Henrique Amaro, há muitos anos o maior divulgador radiofónico de música portuguesa - e também responsável por várias colectâneas de música nacional (e brasileira), pelos "unpluggeds" da Antena 3, por álbuns de homenagem (nomeadamente, a Adriano Correia de Oliveira) e pela direcção artística da editora Optimus Discos - reincidiu agora numa outra excelente ideia: o segundo volume do "3 Pistas". É simples: cada banda ou artista dispõe apenas de três canais de gravação (podem usar três microfones ou um microfone e duas vias para instrumentos, por exemplo), e cada um deles interpreta um tema seu e uma versão. E o resultado deste segundo volume, tal como do primeiro, é um desfilar infindável de boas surpresas: do consagrado Sérgio Godinho a interpretar "Heat de Verão" (com letra dele, mas oferecida originalmente ao Gomo) aos d3ö a desconstruírem "Rehab", de Amy Winehouse, ou aos Noiserv a fazerem uma excelente versão de "Where Is My Mind", dos Pixies.
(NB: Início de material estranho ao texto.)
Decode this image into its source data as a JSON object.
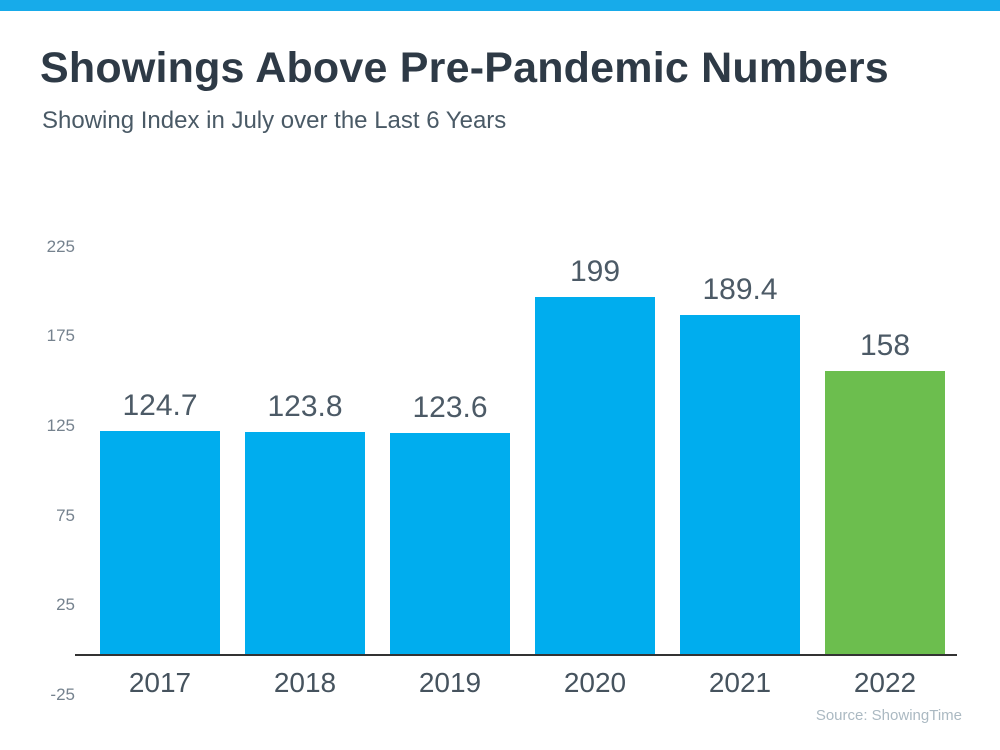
{
  "page": {
    "accent_bar_color": "#17abea"
  },
  "header": {
    "title": "Showings Above Pre-Pandemic Numbers",
    "subtitle": "Showing Index in July over the Last 6 Years"
  },
  "chart_data": {
    "type": "bar",
    "title": "Showings Above Pre-Pandemic Numbers",
    "subtitle": "Showing Index in July over the Last 6 Years",
    "categories": [
      "2017",
      "2018",
      "2019",
      "2020",
      "2021",
      "2022"
    ],
    "values": [
      124.7,
      123.8,
      123.6,
      199,
      189.4,
      158
    ],
    "value_labels": [
      "124.7",
      "123.8",
      "123.6",
      "199",
      "189.4",
      "158"
    ],
    "bar_colors": [
      "#00adee",
      "#00adee",
      "#00adee",
      "#00adee",
      "#00adee",
      "#6cbe4e"
    ],
    "ylim": [
      -25,
      225
    ],
    "yticks": [
      225,
      175,
      125,
      75,
      25,
      -25
    ],
    "grid": false,
    "legend": null,
    "xlabel": "",
    "ylabel": "",
    "source": "Source: ShowingTime"
  },
  "footer": {
    "source": "Source: ShowingTime"
  }
}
Mas o mais curioso deste segundo "3 Pistas" é que a maior parte das versões são de temas de artistas e bandas portuguesas: os Linda Martini (na foto, de Paulo Leal) reinterpretam Fernando Tordo, Paulo Praça homenageia os GNR, Tiago Guillul e Margarida Pinto os Heróis do Mar, os Cindy Kat vão aos Sétima Legião e Os Pontos Negros atiram-se a... Armando Gama. A música portuguesa está a virar-se para o seu interior, redescobrindo-o e reinventando-o. E isso é um bom sinal.




A música portuguesa será exportável?
Publicado em 21 de Janeiro de 2010

O último número da revista "Ticketline" incluía uma reportagem com os Moonspell em digressão pelo Leste da Europa. E dava conta de como esta banda de metal portuguesa é acarinhada e respeitada por lá. Como em muitos outros países. Mas é um caso raro de exportação de sucesso de música portuguesa (ou, se se preferir, de música feita por portugueses). No passado, são poucos os exemplos de nomes portugueses que conseguiram saltar as fronteiras do rectângulo: Amália (claro!), mas também Luís Piçarra - que actuou em todo o mundo e vendeu muitos milhares de discos no estrangeiro (diz-se que um milhão de exemplares, só da sua versão de "Coimbra" em francês, "Avril au Portugal") -, o Duo Ouro Negro e os Madredeus. Mais recentemente, Dulce Pontes, Mísia e Mariza (e outros fadistas, incluindo desvios como os Deolinda) levaram o fado a todo o lado. No estrangeiro, aliás, o fado ainda é sinónimo de toda a música tradicional portuguesa, não havendo casos de sucesso (à excepção dos Dazkarieh, que juntam à tradição uma boa dose de distorção rock) de artistas ou grupos de música tradicional de inspiração rural. Noutros pequenos nichos de mercado - Fonzie, Rafael Toral, Les Baton Rouge, Blasted Mechanism, Parkinsons, Wray Gunn (na foto) e poucos mais -, os portugueses são igualmente bem aceites. Mas a pop/rock mainstream nunca o conseguiu. Segunda pergunta (subsidiária da do título): para quando a criação de uma estrutura oficial de apoio à promoção, divulgação e exportação da nossa música?

(*) - Infelizmente, mais de um ano depois da publicação deste texto, o álbum dos Gaiteiros de Lisboa continua sem ser editado. Quando o será?